Since its discovery in 2009, DprE1 has been perceived as the best druggable target to combat TB [2, 92].The discovery of BTZ043 served as the starting point for researching novel covalent DprE1 inhibitors. The revelation of the mechanism of action of BTZ as covalent inhibitors was a breakthrough in the field of DprE1 inhibitors. Since then, continuous research has been carried out by researchers worldwide. Both covalent and non-covalent inhibitors have been looked out as potential anti-TB agents. Two such candidates, i.e., Macozinone and TBA-7371, are already in clinical trials. We keep our fingers crossed and hope to emerge some novel DprE1 inhibitors as efficient anti-TB agents.

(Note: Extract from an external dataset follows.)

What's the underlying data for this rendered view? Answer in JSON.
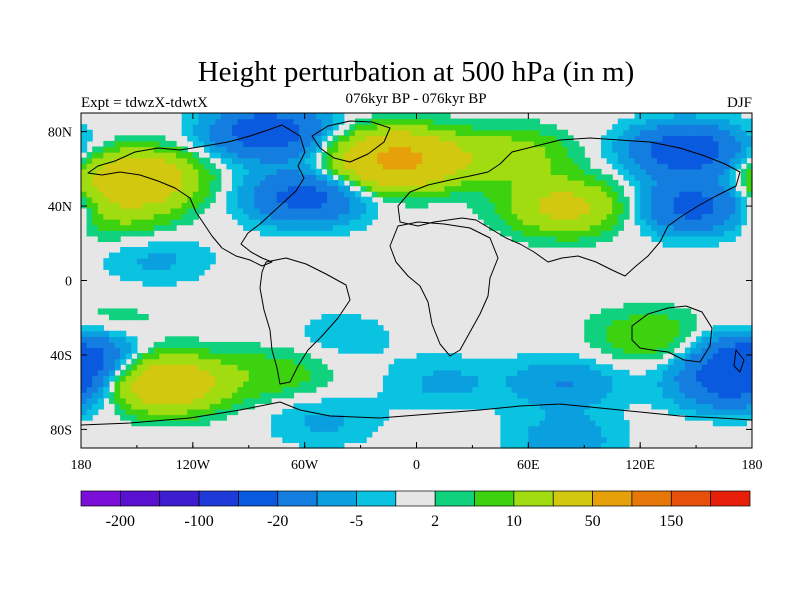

Mother Teresa once said, “The biggest disease today is not leprosy or tuberculosis, but rather the feeling of being unwanted.” At present, the world needs new and effective drugs for eradicating an infectious disease like TB as it is the need of the hour to prevent and address TB patients’ sufferings, a suffering due to ineffective treatment due to development of drug resistance, poor drug compliance by the patients, the cost of treatment, and the feeling of unwanted by the society.

Core Messages

  • DprE1 has evolved as a new competent target that could be exploited for anti-TB drug discovery.

  • Covalent and non-covalent inhibitors have been looked out as potential anti-TB agents.

  • Four DprE1 inhibitors, namely BTZ-043, Macozinone, OPC-167832, and TBA-7371, are currently in clinical trials.